Museums may be great places to learn about art, history and culture, but their "keep your hands to yourself" vibe doesn't always appeal to children, or even some adults.

This Saturday, kids of all ages will be able to appreciate art and get their hands dirty with some artistic materials of their own during Family Day at The University of Arizona Museum of Art.

At Family Day, children and their parents will be invited to make their own clay vessels or sculptures of mythical figures inspired by the pre-Columbian artwork in the museum's current exhibition, "Ritual Beauty: Art of the Ancient Americas, The I. Michael Kasser Collection," which opens tomorrow and runs through Feb. 8 in the museum's main gallery.

The free family program, which takes place from 12:30 p.m. to 3:30 p.m. Saturday, also will feature a storyteller, who will share Mayan and Aztec creation tales, and live performances of traditional Andrean music by the local group Bwiya-Toli.

The entertainment and hands-on activities are geared toward getting children excited about art, said Diane Hartman, the museum's deputy director.

"It educates the adults as well as the children," she added.

Carol Petrozzello, the museum's assistant curator of education, said allowing children to create and take home their own clay pieces helps them experience how art is created while introducing them to artistic materials similar to what might have been used in pre-Colombian times.

The museum usually hosts three or four family days a year, and they each draw about 200 visitors, Hartman said.

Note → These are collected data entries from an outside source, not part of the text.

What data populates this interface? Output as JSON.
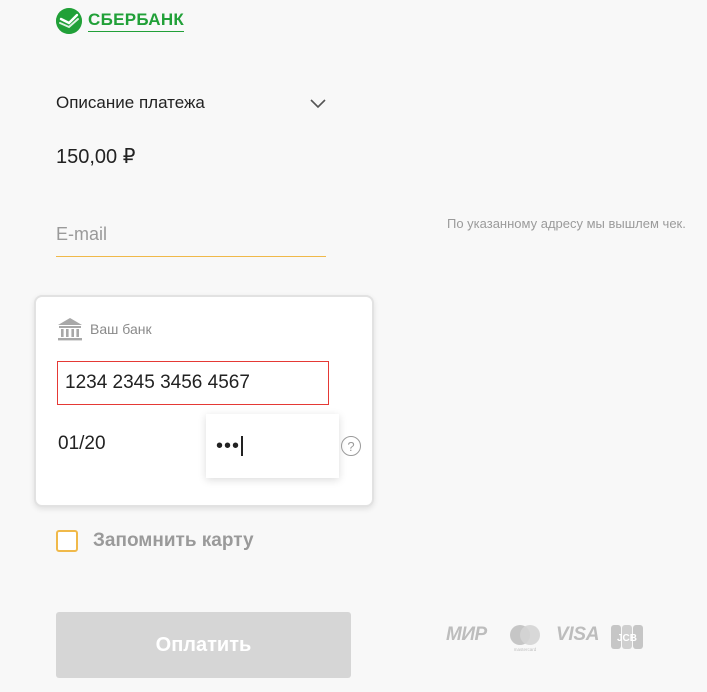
{
  "brand": {
    "name": "СБЕРБАНК",
    "color": "#21a038"
  },
  "payment": {
    "description_label": "Описание платежа",
    "amount": "150,00 ₽"
  },
  "email": {
    "placeholder": "E-mail",
    "value": "",
    "hint": "По указанному адресу мы вышлем чек."
  },
  "card": {
    "bank_label": "Ваш банк",
    "number": "1234 2345 3456 4567",
    "expiry": "01/20",
    "cvc_masked": "•••",
    "help": "?"
  },
  "remember": {
    "label": "Запомнить карту",
    "checked": false
  },
  "pay_button": {
    "label": "Оплатить"
  },
  "payment_systems": {
    "mir": "МИР",
    "visa": "VISA",
    "mastercard_caption": "mastercard",
    "jcb": "JCB"
  },
  "colors": {
    "accent": "#f0b94a",
    "error": "#e53935",
    "muted": "#9b9b9b",
    "button_disabled": "#d6d6d6"
  }
}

She said the museum's pre-Columbian art exhibition was well-suited to a Family Day because it includes several pieces – such as Chihuahua effigies and clay pots in the shape of human heads – that might be more visually interesting to children than average clay pots and bowls.

"The young children can get very enthusiastic about it," Hartman said. "You get a glimpse of ancient life, and the workmanship is great."

Museum visitors can also pick up a family gallery guide that provides information about the artwork along with educational activities to be completed while viewing the exhibition of about 170 pieces, including textiles, clay, stone and metalwork.